A Libyan court yesterday acquitted five Bulgarian nurses and a Palestinian doctor of defamation, one day after they were reprieved from a death sentence.
They were charged with defamation last month by a senior police officer after being previously cleared of similar accusations by other policemen.
The six had been convicted of deliberately injecting 438 children in a Benghazi hospital with HIV-tainted blood, but they said their "confessions" were forced from them under torture, including beatings, electric shocks and being threatened with dogs.
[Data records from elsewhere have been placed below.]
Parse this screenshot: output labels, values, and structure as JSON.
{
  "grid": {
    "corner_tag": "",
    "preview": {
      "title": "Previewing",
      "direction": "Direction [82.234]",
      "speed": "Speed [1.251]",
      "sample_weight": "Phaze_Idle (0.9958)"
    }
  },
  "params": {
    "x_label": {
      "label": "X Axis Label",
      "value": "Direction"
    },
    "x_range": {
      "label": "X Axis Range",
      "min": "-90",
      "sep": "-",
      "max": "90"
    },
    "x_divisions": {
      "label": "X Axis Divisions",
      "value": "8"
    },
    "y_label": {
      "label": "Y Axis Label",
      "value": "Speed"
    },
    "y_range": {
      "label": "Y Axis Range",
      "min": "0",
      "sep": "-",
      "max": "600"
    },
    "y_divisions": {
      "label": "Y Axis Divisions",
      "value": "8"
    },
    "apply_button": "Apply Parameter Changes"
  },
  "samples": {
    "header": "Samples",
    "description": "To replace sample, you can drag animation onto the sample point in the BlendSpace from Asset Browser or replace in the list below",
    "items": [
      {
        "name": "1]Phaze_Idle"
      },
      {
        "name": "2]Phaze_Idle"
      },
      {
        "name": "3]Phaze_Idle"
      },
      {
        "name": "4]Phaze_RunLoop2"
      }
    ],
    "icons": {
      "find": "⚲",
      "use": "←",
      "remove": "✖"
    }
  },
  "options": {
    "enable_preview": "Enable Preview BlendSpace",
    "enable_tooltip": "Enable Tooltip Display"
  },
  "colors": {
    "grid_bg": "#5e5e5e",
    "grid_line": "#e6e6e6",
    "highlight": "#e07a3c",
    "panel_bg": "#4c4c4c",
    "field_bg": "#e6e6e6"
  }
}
If found guilty in the new trial, they could have faced sentences of up to three years in jail.
Meanwhile, Libya said yesterday that the ball was in Europe's court over the fate of the six, who are waiting to return home after eight years behind bars.
Libya's highest judicial body on Tuesday commuted the medics' death sentences to life in prison after a multi-million dollar compensation deal was hammered out with victims' families.
The decision, which overturned a Supreme Court ruling last week, came shortly after the children's families dropped their call for the death penalty.
But Libyan Foreign Minister Abdelrahaman Shalgham said the case was "not closed" and that Tripoli was still awaiting guarantees regarding the treatment of the infected children.
"The ball is in the court of Bulgaria and the European Union," he said.
The six, who have been behind bars since 1999, had been on death row since 2004.
Nurses Snezhana Dimitrova, Nasya Nenova, Valya Cherveniashka, Valentina Siropulo and Kristiana Valcheva and doctor Ashraf Juma Hajuj could now serve out their sentences in Bulgaria, as the two countries have an extradition treaty and Hajuj was recently granted Bulgarian citizenship.
Shalgham told journalists that talks will take place shortly on how existing EU commitments will be met, without providing any further details.
"The question of time is important, but it must be addressed by all parties and not just Libya," Shalgham said.
Bulgaria said it had begun steps to secure the transfer, and that the relevant documents would be sent to Tripoli yesterday.
"The procedure around the transfer ... is already under way. I will request that the medical workers be allowed to serve out their sentences at home," chief Bulgarian prosecutor Boris Velchev said.
Speculation was rife in local media that if the six are transferred to Bulgaria, President Georgy Parvanov will pardon them immediately.